Computer Vision Is Better At Seeing Your Secret Emotions Than Humans

Don't even try to hide them

An angry face

Photo by Steve Depolo via Flickr, licensed under CC 2.0

A lot of people aren't able to perceive micro expressions. They're the tiny facial ticks that reveal what we're feeling when we're trying not to let it show. So, understanding those micro expressions could allow you to look deeper into peoples' faces and know what what's really going on inside.

But even people who can perceive micro expressions aren't always accurate. In 2012, researchers in Finland described what they claimed to be the first system that used a computer to detect micro expressions. In the paper, they write that computers are particularly attractive in this field, since humans are only correct about 47 percent of the time.

And computers have only gotten better at their craft. In a paper submitted to arXiv, Xiaobai Li and a team of researchers (also in Finland), share their new machine vision algorithm. And they say it's better at reading human faces than humans themselves. To test it, they first needed a database of what all of these micro expressions look like. To create the database, they asked 20 study participants to watch videos designed to elicit an emotional response. But, they were told, if they did demonstrate a response, they would have to complete a long questionnaire explaining those emotions (a brilliant deterrent). Turns out, it worked and the researchers were able to gather 164 micro expressions using a high speed camera.

Then, the algorithm needed to learn how to recognize and interpret those expressions. The algorithm gets its super powers by being able to "magnify" the micro expressions by isolating the parts of the face that are moving, and distorting that area to move further. The algorithm then learned which emotion is attached to those particular movements.

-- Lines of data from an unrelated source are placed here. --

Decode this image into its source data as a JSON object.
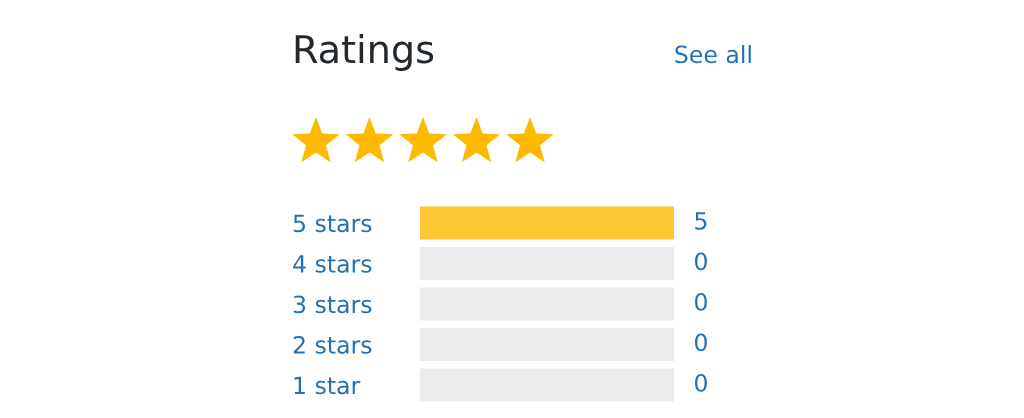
{
  "chart_data": {
    "type": "bar",
    "orientation": "horizontal",
    "stacked": true,
    "title": "Ratings",
    "annotations": [
      "See all"
    ],
    "categories": [
      "5 stars",
      "4 stars",
      "3 stars",
      "2 stars",
      "1 star"
    ],
    "series": [
      {
        "color": "#ffc733",
        "values": [
          5,
          0,
          0,
          0,
          0
        ],
        "value_labels": [
          "5",
          "0",
          "0",
          "0",
          "0"
        ]
      },
      {
        "color": "#ebebeb",
        "values": [
          0,
          5,
          5,
          5,
          5
        ]
      }
    ],
    "tick_labels": "y"
  }
}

But the real test is how does it stack up. Li and the team pitted the algorithm against lowly humans, having both watch videos of just micro expressions. Participants were instructed to identify which emotion went with which expression. Team human was about 72 percent accurate, and the computer's best accuracy was about 82 percent. The second task involved picking out micro expressions from a longer video. The researchers made it easier on humans (allowing them to replay the videos, and only having them note how many micro expressions they saw, not when they saw them), since they felt the task was "too difficult." Even with that advantage, humans scored an accuracy of about 50 percent, while the computer earned a comparable 42 percent.

All of this means, we're going to have to get a lot better at hiding our feelings from our computers.